PROTEÇÃO ONLINE
Mais de meio milhão de brasileiros bloqueiam acesso a sites de apostas
Plataforma federal registra mais de 574 mil autoexclusões desde dezembro de 2025. Perda de controle e saúde mental são principais motivos.
Mais de 574 mil pessoas já utilizaram a Plataforma Centralizada de Autoexclusão, do governo federal, para impedir o próprio acesso a sites de apostas autorizados a funcionar no Brasil. A iniciativa, lançada em dezembro de 2025, tem como objetivo principal proteger os cidadãos dos impactos negativos do jogo.
Segundo o Ministério da Saúde, a perda de controle sobre o jogo ou eventuais danos à saúde mental foram apontados como principal razão por 41% dos usuários que solicitaram o bloqueio. Riscos com vazamento de dados representam 18% dos motivos, e problemas financeiros aparecem em 12% dos casos. Outros 14% não informaram o motivo e 13% afirmaram ter tomado a decisão de forma voluntária.

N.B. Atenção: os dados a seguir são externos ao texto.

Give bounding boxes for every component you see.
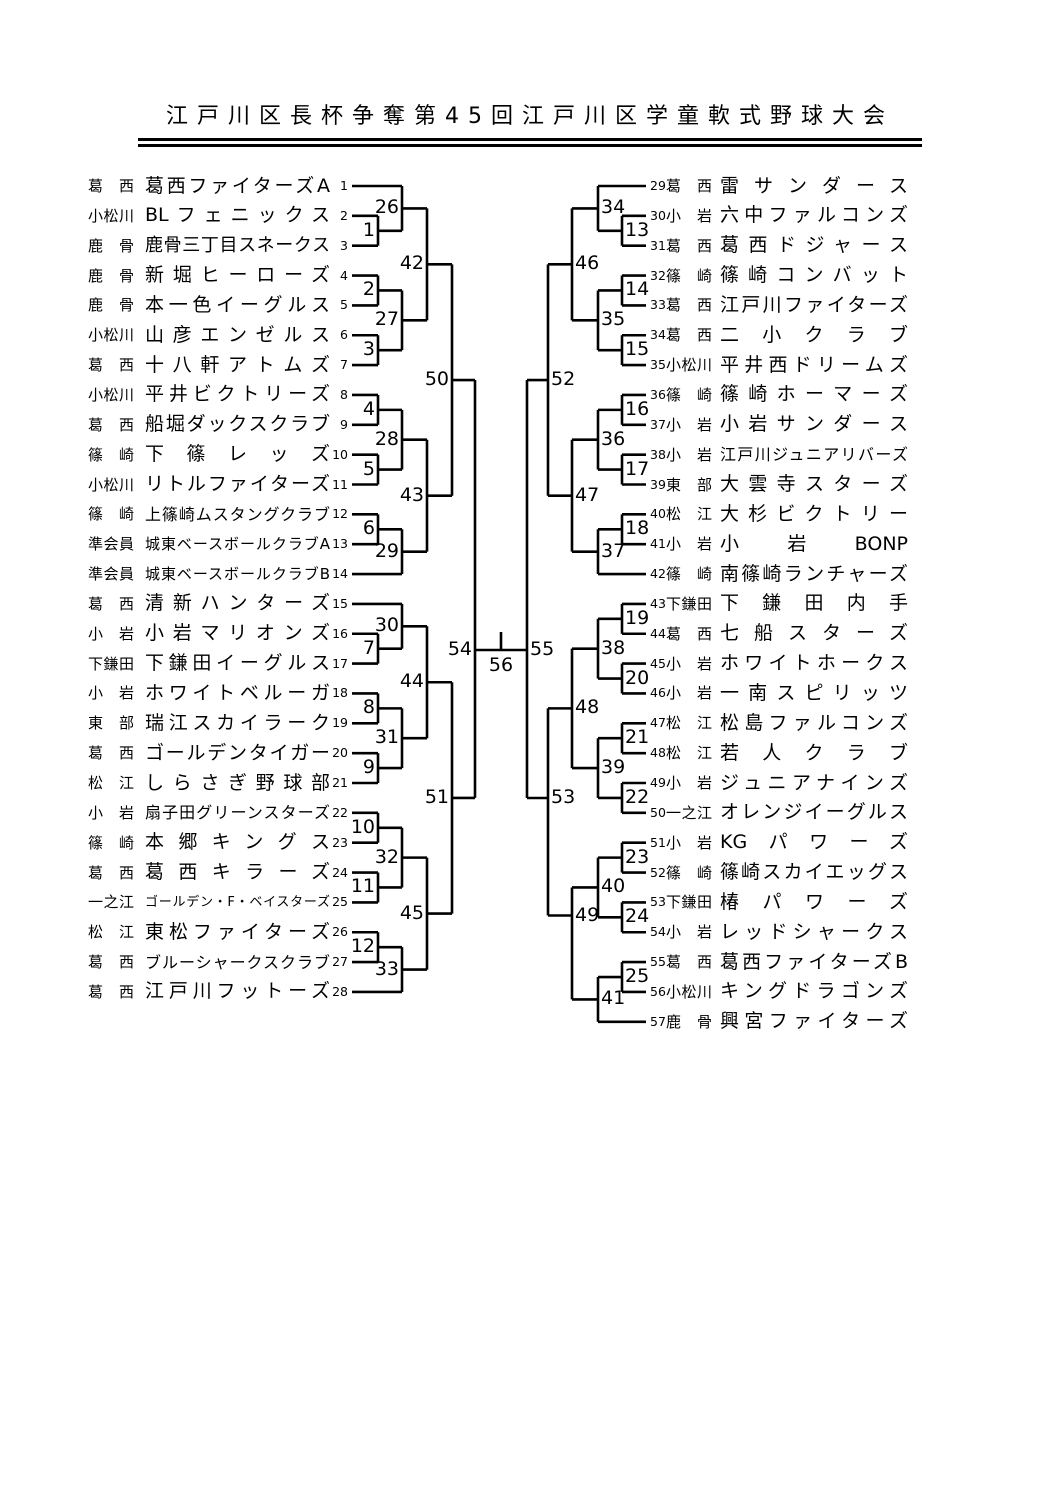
team-region: 鹿骨 — [88, 236, 134, 256]
team-name: 扇子田グリーンスターズ — [145, 802, 330, 823]
team-region: 葛西 — [88, 863, 134, 883]
match-number: 38 — [601, 638, 635, 659]
match-number: 13 — [625, 220, 659, 241]
match-number: 9 — [341, 757, 375, 778]
match-number: 49 — [575, 905, 609, 926]
team-region: 小岩 — [666, 922, 712, 942]
match-number: 5 — [341, 459, 375, 480]
team-name: 瑞江スカイラーク — [145, 713, 330, 734]
match-number: 25 — [625, 966, 659, 987]
match-number: 47 — [575, 485, 609, 506]
match-number: 52 — [551, 369, 585, 390]
team-region: 一之江 — [666, 803, 712, 823]
match-number: 40 — [601, 876, 635, 897]
team-region: 小岩 — [666, 415, 712, 435]
match-number: 1 — [341, 220, 375, 241]
match-number: 37 — [601, 541, 635, 562]
team-region: 小松川 — [88, 206, 134, 226]
team-name: 下鎌田イーグルス — [145, 653, 330, 674]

O sistema federal permite que os interessados bloqueiem o acesso a todos os sites de apostas autorizados com um único pedido, informando dados pessoais e escolhendo entre bloqueio por tempo indeterminado ou por um período pré-determinado, que pode variar entre um e 12 meses. Até o momento, 69% optaram pela restrição permanente, enquanto 31% escolheram prazos específicos, com um ano sendo o mais selecionado.
A autoexclusão impede novos cadastros, suspende o envio de publicidade direcionada e também inclui informações sobre saúde mental e orientações para atendimento no SUS (Sistema Único de Saúde) para quem sofre com o uso problemático de jogos de apostas. A plataforma também oferece links para empresas legalizadas, um questionário da Febraban para avaliar a saúde financeira e um autoteste elaborado pelo Ministério da Saúde.
“Estamos criando instrumentos modernos para enfrentar um problema contemporâneo com respostas concretas, baseadas em evidências e orientadas pela proteção da população”, afirma o ministro da Saúde, Alexandre Padilha. Ele ressalta que a plataforma integra uma estratégia governamental mais ampla de prevenção, cuidado e redução de danos, incluindo investimentos em pesquisas sobre o impacto das apostas na saúde dos brasileiros.
Nesta terça-feira, 26 de maio de 2026, o Ministério da Saúde assinou um Termo de Execução Descentralizada (TED) que repassará R$ 6 milhões para a primeira pesquisa nacional sobre apostas e saúde mental no SUS. O estudo, conduzido pela Unifesp (Universidade Federal de São Paulo), tem início previsto ainda para 2026 e analisará os impactos dessa prática no cotidiano da população brasileira.
Em caso de problemas, a recomendação é buscar apoio especializado nas Unidades Básicas de Saúde (UBS), nos Centros de Atenção Psicossocial (CAPS) ou de profissionais de saúde de confiança. Endereços de serviços públicos podem ser pesquisados na página do SUS Digital.